For billions of people, January 1—the traditional start of the New Year for those following the Gregorian calendar—is just a simple dress rehearsal. The fall of the Waterford crystal ball in Times Square, those earnest declarations of short-lived resolutions, Dick Clark's New Year’s Rockin' Eve, for many, these are not the hallmarks of a new year. The real festivities begin when, according to the lunisolar Chinese calendar, the new moon makes its appearance in the night sky, marking the start of the Chinese New Year. China and many other East Asian countries like Vietnam, Korea and Mongolia will celebrate the lunar New Year on February 18.

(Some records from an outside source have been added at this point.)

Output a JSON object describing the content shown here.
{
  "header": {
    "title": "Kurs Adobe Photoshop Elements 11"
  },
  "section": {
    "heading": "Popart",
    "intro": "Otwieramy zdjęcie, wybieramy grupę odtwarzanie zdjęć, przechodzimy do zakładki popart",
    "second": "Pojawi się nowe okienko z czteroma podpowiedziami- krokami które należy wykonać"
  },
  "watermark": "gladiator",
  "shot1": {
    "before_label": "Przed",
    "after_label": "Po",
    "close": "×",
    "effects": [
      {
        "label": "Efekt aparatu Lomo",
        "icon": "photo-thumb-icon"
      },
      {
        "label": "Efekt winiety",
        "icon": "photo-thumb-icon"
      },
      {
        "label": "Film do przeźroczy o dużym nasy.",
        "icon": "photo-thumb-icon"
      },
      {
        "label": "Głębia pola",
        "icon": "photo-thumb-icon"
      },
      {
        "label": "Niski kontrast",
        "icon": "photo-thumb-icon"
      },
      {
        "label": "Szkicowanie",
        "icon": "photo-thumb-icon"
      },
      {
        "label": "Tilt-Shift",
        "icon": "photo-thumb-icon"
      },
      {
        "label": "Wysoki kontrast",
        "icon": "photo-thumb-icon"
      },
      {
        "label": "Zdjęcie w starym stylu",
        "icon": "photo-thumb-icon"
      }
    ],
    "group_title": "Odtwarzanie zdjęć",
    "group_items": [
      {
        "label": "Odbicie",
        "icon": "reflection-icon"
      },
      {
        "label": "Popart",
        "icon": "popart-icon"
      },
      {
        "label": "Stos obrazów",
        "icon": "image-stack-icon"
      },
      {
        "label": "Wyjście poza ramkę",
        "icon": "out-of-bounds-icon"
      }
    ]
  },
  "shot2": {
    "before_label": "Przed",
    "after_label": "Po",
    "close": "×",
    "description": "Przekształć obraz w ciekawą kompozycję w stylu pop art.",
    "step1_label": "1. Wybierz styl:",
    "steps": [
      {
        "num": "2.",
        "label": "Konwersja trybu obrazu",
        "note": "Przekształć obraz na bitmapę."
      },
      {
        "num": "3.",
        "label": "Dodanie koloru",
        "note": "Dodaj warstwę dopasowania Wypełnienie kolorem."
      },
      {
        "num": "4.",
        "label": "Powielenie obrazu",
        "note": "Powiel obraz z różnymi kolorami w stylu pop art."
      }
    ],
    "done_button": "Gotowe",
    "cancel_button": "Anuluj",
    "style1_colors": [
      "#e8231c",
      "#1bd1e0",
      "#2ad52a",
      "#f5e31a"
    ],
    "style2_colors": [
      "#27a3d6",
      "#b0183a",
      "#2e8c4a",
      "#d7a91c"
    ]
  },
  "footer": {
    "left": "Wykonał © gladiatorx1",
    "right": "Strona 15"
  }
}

Chinese New Year, one of three, state-sanctioned "golden" weeks of holidays in China, is primarily a time for family reunion, prompting what will become the world’s largest human migration. Hundreds of millions of people in China, and hundreds of thousands elsewhere, hurry back to their hometowns for the celebrations. Many will camp out at terminals and stations in order to obtain a coveted ticket home on cramped buses, boats and trains. China's railways alone are expected to carry over 150 million people during the course of the 15-day festival.
The celebration stems from an ancient Chinese legend about a man-eating beast called Nian. To scare off the predatory creature, people covered their homes with the color red and filled the air with loud noises. Those very traditions led to the first New Year celebrations, which have continued for over 5,000 years. Observers today still paint parts of their homes red, hang red paper couplets expressing sentiments of wealth and happiness, and set off thousands of exploding firecrackers. Other traditions include the giving of red envelopes filled with money to children and unmarried adults, family-filled feasts of dumplings, chicken and fish and parades of dancing dragons and lions.
Every Chinese New Year is associated with one of the 12 animals found in the Chinese zodiac: the rat, ox, tiger, rabbit, dragon, snake, horse, sheep, monkey, rooster, dog and pig. One legend explains that in order to determine the order of the animals, the gods decided to hold a race across a river. Whoever finished first would be the head of the cycle. The clever rat won by jumping on the back of the ox, who was leading all the other animals. The pig was very lazy and finished last.
2007 is the Year of the Pig, or better yet, a "golden pig year" which only comes around every 60 years. A baby boom is expected to hit parts of Asia with many parents trying to conceive and give birth during the auspicious year. It is believed that a child born during this lucky time will have a happy and wealthy life. Countries like South Korea, suffering from low birth rates, are hoping to capitalize on the special occasion. Said South Korea health ministry official Shin Min-sik in recent news reports, "We hope this golden pig year will bring more babies."
One doesn't have to go abroad to participate in one of the biggest holidays in the world. Chinese New Year has made its presence felt in countries like the United States, where large populations of ethnic Chinese have made their home. The Chinese New Year Parade in San Francisco, originating in the 1860s during the California Gold Rush, is the largest celebration of its kind outside of Asia. Many Americans will gather to watch a parade featuring martial arts groups, stilt walkers, lion dancers and a 200-foot long, brightly colored dragon followed by an explosion of 600,000 firecrackers. Now who wouldn't want to celebrate New Year's all over again?